One obvious solution to avoid such problems is to simply ban firms from hiring contract workers for core activities. This is what Andhra Pradesh did in 2003 and new research suggests that while the ban did reduce contract employment, it also affected firm performance.
In a paper presented at a conference last month, Ritam Chaurey and Vidhya Soundararjan used plant-level ASI data between 1999 and 2008 to measure the impact of a reform in Andhra Pradesh which prohibited firms from engaging contract workers in their core activities. They compare firms’ employment data before and after the reform and then with neighbouring states.

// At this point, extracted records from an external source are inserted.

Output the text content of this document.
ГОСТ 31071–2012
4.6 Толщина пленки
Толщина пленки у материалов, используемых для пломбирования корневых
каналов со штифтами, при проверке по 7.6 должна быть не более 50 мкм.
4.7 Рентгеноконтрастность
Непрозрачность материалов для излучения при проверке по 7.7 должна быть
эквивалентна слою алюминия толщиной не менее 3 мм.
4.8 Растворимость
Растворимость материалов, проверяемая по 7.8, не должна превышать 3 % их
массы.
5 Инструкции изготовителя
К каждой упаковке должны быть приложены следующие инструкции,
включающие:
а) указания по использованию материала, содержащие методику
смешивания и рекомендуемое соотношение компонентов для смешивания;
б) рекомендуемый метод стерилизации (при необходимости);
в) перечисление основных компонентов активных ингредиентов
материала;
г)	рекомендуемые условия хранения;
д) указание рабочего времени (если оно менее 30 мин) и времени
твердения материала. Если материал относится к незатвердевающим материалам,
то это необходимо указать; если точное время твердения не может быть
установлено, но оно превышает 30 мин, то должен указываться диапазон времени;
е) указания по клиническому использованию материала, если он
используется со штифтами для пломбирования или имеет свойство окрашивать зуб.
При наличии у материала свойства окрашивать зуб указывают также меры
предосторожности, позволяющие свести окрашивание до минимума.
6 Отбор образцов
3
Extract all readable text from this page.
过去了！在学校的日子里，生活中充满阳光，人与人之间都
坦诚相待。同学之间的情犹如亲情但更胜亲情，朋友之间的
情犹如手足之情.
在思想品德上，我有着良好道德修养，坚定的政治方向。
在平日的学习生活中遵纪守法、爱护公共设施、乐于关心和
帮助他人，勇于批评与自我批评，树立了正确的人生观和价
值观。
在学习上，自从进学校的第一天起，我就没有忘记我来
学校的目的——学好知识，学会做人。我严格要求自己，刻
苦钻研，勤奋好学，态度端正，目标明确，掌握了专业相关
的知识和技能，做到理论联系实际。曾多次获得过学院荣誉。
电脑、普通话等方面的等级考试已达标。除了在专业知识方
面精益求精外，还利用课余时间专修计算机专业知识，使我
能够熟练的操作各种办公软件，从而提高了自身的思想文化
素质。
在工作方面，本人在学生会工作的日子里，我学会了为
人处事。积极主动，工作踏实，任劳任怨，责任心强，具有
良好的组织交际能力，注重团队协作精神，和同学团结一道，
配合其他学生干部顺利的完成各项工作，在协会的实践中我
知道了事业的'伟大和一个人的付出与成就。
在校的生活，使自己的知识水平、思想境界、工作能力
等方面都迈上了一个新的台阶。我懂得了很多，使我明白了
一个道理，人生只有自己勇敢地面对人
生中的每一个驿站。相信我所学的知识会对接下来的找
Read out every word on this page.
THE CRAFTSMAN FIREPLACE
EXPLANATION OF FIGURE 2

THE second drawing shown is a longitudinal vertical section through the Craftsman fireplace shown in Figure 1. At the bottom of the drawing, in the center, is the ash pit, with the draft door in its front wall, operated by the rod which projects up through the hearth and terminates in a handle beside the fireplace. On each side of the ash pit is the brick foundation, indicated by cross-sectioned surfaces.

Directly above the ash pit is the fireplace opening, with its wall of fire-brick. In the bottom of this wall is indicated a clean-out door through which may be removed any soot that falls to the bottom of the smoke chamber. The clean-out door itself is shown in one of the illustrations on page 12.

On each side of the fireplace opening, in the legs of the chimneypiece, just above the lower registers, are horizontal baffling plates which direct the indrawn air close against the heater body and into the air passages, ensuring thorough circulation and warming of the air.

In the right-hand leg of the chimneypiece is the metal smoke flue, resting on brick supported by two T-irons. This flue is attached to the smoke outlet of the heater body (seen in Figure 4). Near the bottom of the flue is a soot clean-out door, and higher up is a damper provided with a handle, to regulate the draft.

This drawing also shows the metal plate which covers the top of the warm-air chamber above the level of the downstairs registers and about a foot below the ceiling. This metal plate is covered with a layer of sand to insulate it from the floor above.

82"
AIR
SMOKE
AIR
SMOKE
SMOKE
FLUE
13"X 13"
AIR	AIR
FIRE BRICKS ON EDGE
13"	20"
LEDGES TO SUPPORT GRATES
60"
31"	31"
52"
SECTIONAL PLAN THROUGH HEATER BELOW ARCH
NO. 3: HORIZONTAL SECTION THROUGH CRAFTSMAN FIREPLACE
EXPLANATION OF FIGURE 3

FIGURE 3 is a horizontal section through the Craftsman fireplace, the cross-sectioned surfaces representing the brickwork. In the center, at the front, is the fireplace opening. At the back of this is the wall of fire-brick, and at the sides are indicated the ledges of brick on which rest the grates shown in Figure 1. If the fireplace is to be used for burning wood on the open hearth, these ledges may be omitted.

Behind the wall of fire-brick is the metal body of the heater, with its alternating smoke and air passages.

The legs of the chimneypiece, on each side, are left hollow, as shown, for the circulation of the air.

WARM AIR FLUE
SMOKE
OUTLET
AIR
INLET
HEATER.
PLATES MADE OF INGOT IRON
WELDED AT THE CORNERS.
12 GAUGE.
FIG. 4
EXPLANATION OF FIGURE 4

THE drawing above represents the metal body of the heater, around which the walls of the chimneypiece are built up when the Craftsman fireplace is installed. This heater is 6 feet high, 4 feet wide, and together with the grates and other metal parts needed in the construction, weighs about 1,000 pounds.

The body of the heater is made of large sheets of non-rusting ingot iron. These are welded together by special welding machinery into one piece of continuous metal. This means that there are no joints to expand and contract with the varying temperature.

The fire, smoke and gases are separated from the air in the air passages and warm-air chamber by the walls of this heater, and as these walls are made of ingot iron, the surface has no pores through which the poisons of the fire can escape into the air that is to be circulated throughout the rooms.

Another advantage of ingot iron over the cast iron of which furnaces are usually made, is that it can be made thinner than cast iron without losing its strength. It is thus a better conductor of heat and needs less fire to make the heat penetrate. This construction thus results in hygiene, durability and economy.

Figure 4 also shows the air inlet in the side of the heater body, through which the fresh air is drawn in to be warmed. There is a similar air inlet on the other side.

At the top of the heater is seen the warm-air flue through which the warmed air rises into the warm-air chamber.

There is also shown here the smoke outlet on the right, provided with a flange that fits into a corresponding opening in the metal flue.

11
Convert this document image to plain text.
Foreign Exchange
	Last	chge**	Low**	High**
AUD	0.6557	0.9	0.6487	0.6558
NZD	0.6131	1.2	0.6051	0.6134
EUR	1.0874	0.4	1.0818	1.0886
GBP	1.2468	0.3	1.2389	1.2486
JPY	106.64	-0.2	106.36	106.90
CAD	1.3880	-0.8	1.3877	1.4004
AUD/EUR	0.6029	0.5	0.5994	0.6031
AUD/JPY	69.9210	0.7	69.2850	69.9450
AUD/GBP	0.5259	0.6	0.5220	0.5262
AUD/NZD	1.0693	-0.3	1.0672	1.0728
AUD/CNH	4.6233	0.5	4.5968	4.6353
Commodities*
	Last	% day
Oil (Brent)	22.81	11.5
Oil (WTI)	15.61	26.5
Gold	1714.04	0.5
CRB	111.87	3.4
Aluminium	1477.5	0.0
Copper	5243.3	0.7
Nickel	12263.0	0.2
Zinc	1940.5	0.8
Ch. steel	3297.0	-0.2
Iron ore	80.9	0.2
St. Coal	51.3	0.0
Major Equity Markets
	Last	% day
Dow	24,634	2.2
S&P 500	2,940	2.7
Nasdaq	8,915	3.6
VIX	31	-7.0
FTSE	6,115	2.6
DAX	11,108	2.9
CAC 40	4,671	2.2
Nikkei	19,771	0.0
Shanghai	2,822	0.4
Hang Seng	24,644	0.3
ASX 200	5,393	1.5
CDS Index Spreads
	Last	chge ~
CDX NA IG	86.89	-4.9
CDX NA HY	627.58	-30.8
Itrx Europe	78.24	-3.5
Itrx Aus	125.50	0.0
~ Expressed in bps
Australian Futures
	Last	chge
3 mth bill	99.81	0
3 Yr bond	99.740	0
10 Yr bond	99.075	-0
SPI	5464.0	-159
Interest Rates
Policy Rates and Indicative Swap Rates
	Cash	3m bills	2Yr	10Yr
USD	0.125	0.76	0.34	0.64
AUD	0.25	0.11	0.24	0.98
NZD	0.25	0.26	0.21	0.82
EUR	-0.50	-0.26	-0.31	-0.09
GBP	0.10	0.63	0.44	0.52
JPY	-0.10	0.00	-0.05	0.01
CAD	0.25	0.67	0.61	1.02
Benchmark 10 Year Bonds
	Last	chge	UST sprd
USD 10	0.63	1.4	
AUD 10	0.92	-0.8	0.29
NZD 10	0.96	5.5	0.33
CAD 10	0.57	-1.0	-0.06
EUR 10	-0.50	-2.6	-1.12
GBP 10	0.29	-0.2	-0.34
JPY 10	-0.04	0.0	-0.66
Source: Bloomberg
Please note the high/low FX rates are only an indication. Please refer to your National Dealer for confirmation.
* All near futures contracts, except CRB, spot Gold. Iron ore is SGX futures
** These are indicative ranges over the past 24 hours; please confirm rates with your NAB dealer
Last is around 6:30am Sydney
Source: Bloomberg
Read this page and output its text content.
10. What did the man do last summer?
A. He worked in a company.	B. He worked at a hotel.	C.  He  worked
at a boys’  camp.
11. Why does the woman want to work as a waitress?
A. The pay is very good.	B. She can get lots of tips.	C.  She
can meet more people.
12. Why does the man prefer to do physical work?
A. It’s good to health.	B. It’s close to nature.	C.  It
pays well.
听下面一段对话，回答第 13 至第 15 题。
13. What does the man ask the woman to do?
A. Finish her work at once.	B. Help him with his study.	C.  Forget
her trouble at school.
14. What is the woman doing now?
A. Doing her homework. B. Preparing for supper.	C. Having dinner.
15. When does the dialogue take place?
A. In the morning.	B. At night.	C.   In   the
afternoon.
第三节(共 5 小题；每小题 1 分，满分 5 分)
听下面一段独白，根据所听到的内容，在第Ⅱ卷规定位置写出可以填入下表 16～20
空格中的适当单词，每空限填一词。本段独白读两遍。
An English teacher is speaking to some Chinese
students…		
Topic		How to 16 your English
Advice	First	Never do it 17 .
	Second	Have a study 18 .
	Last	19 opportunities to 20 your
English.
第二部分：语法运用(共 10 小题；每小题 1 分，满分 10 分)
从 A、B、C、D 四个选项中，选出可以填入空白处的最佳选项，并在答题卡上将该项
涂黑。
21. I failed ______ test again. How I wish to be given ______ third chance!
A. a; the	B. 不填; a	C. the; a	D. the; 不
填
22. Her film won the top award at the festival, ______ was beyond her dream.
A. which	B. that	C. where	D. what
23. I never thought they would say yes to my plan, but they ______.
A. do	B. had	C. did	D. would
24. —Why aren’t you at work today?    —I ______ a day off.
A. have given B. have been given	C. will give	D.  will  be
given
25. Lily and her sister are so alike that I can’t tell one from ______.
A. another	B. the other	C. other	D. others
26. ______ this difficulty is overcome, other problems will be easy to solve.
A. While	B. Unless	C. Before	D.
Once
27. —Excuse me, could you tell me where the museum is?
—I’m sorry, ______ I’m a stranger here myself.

They find that the ban worked: contract workers usage fell as more regular workers were hired for firms’ core activities. Regular workers are usually more skilled than contract workers and to complement them, firms also invested more in plant and machinery. There was also a marginal increase in firm productivity. However, while capital investment and productivity increased, output went down and costs went up since regular employees cost more. As a result, revenue and profits declined. According to the authors, another way to improve employment protection and reduce contract worker hiring would be to change the cost of firing workers—but that, too, could affect firm’s performance. The authors suggest policymakers should take into account these impacts while designing or amending labour policies.